The chancellor is understood to have decided on all major measures to be announced in Wednesday’s Budget and that the National Insurance rise has been earmarked for the NHS.
Any changes to the tax can be introduced quickly, within weeks of a Budget, through digitalised payroll systems, meaning revenues can also be generated at speed.
A two percentage point rise in National Insurance to take the employer rate to 15.8%, for example, would raise about £18bn a year according to published Treasury data.
However, with Reeves also expected to change the threshold businesses start paying the levy, such an a figure would probably be higher.
The chancellor will faces claims she is levying a tax on jobs, and breaking at least the spirit of the Labour manifesto. Sources however say she has resisted internal pressure to simply increase the amount employees pay in National Insurance, which was the party’s specific election promise.
At a International Monetary Fund meeting in Washington on Thursday, Reeves told the BBC that it was important to “get a grip on day-to-day spending” by making sure it was paid for through tax receipts.
She said the UK could not “continue on the path” of current public spending given the state of public services such as prisons and NHS, adding there “would not be a return to austerity”.
But the move will raise questions about whether this is the right time to burden employers with what is widely considered to be a tax on jobs.
Businesses argue an employers’ National Insurance rise will make hiring staff and creating jobs harder and ultimately hit the government’s main goal of growth.

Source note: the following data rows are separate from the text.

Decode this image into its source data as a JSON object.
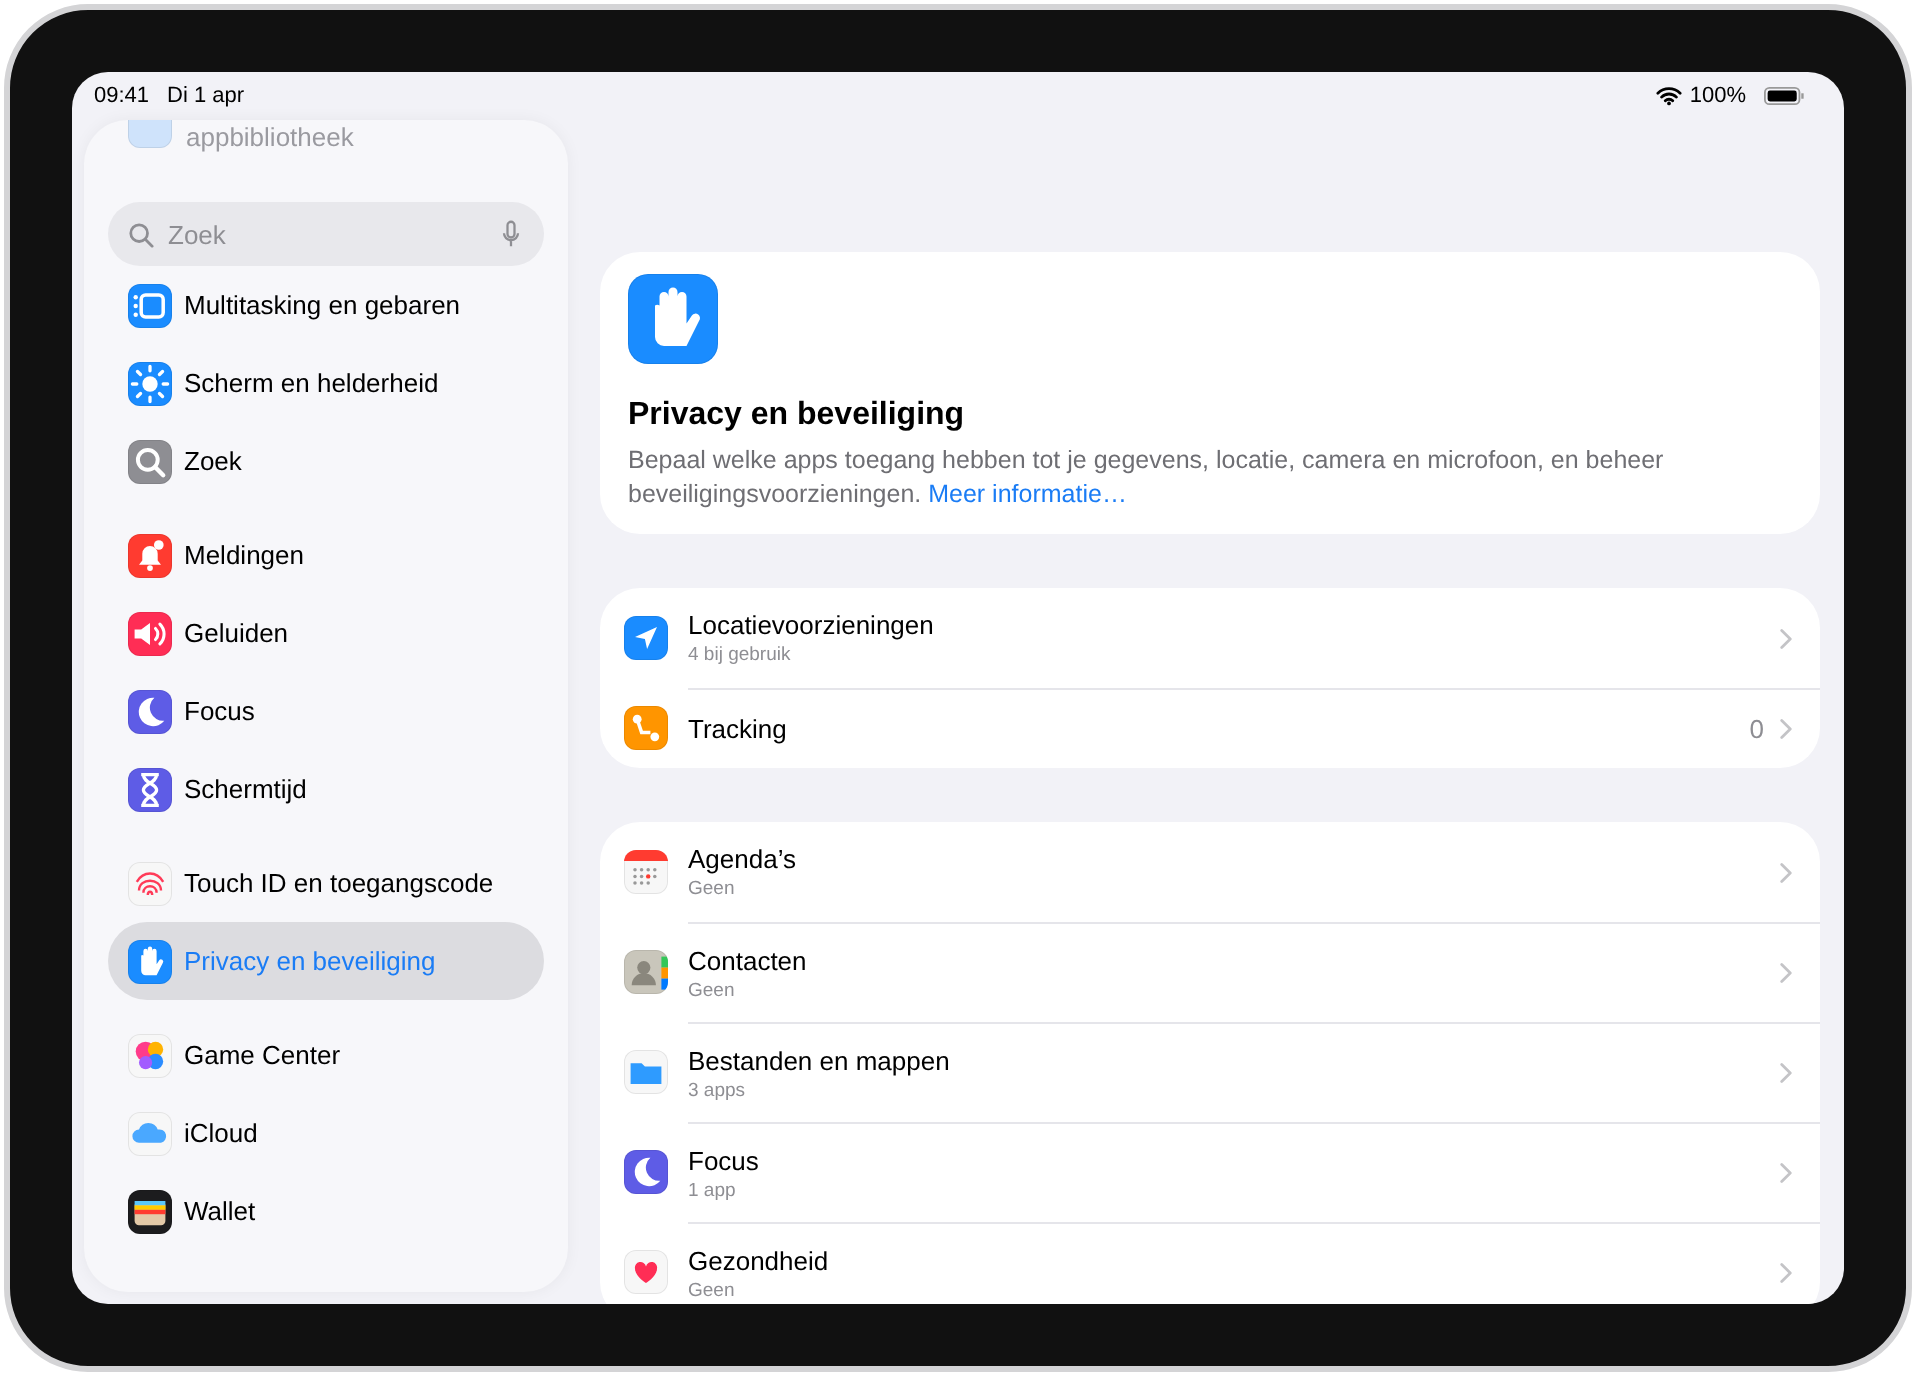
{
  "status_bar": {
    "time": "09:41",
    "date": "Di 1 apr",
    "battery": "100%"
  },
  "sidebar": {
    "faded_item": {
      "label": "appbibliotheek",
      "color": "#cfe3fb"
    },
    "search": {
      "placeholder": "Zoek"
    },
    "groups": [
      [
        {
          "label": "Multitasking en gebaren",
          "kind": "multitasking",
          "color": "#1a8cff",
          "selected": false
        },
        {
          "label": "Scherm en helderheid",
          "kind": "sun",
          "color": "#1a8cff",
          "selected": false
        },
        {
          "label": "Zoek",
          "kind": "search",
          "color": "#8e8e93",
          "selected": false
        }
      ],
      [
        {
          "label": "Meldingen",
          "kind": "bell",
          "color": "#ff3b30",
          "selected": false
        },
        {
          "label": "Geluiden",
          "kind": "speaker",
          "color": "#ff2d55",
          "selected": false
        },
        {
          "label": "Focus",
          "kind": "moon",
          "color": "#5e5ce6",
          "selected": false
        },
        {
          "label": "Schermtijd",
          "kind": "hourglass",
          "color": "#5e5ce6",
          "selected": false
        }
      ],
      [
        {
          "label": "Touch ID en toegangscode",
          "kind": "fingerprint",
          "color": "#f7f7f7",
          "selected": false
        },
        {
          "label": "Privacy en beveiliging",
          "kind": "hand",
          "color": "#1a8cff",
          "selected": true
        }
      ],
      [
        {
          "label": "Game Center",
          "kind": "bubbles",
          "color": "#f7f7f7",
          "selected": false
        },
        {
          "label": "iCloud",
          "kind": "cloud",
          "color": "#f7f7f7",
          "selected": false
        },
        {
          "label": "Wallet",
          "kind": "wallet",
          "color": "#1c1c1e",
          "selected": false
        }
      ]
    ]
  },
  "header": {
    "color": "#1a8cff",
    "title": "Privacy en beveiliging",
    "description": "Bepaal welke apps toegang hebben tot je gegevens, locatie, camera en microfoon, en beheer beveiligingsvoorzieningen.",
    "link": "Meer informatie…"
  },
  "sections": [
    {
      "rows": [
        {
          "label": "Locatievoorzieningen",
          "detail": "4 bij gebruik",
          "kind": "location",
          "color": "#1a8cff"
        },
        {
          "label": "Tracking",
          "value": "0",
          "kind": "tracking",
          "color": "#ff9500"
        }
      ]
    },
    {
      "rows": [
        {
          "label": "Agenda’s",
          "detail": "Geen",
          "kind": "calendar",
          "color": "#f7f7f7"
        },
        {
          "label": "Contacten",
          "detail": "Geen",
          "kind": "contacts",
          "color": "#c9c6bb"
        },
        {
          "label": "Bestanden en mappen",
          "detail": "3 apps",
          "kind": "folder",
          "color": "#f7f7f7"
        },
        {
          "label": "Focus",
          "detail": "1 app",
          "kind": "moon",
          "color": "#5e5ce6"
        },
        {
          "label": "Gezondheid",
          "detail": "Geen",
          "kind": "heart",
          "color": "#f7f7f7"
        }
      ]
    }
  ]
}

The government will also have to defend how such a decision sits with its commitment not to raise taxes on “working people”.
While the increase would fall on employers, it could affect workers down the line if wage rises are restricted. Companies could also cut back on hiring due to the added costs.
The rise in National Insurance could also have an impact on other tax revenues, for instance if it results in smaller wage rises. If businesses absorb the extra costs, profits could be lower and the amount they pay in corporation tax could be less.
The prime minister has insisted working people will not be hit by tax rises – but he has struggled to define who exactly he is seeking to protect.
The Conservatives have accused Labour of “reinventing” what counts as a working person, as the Budget approaches.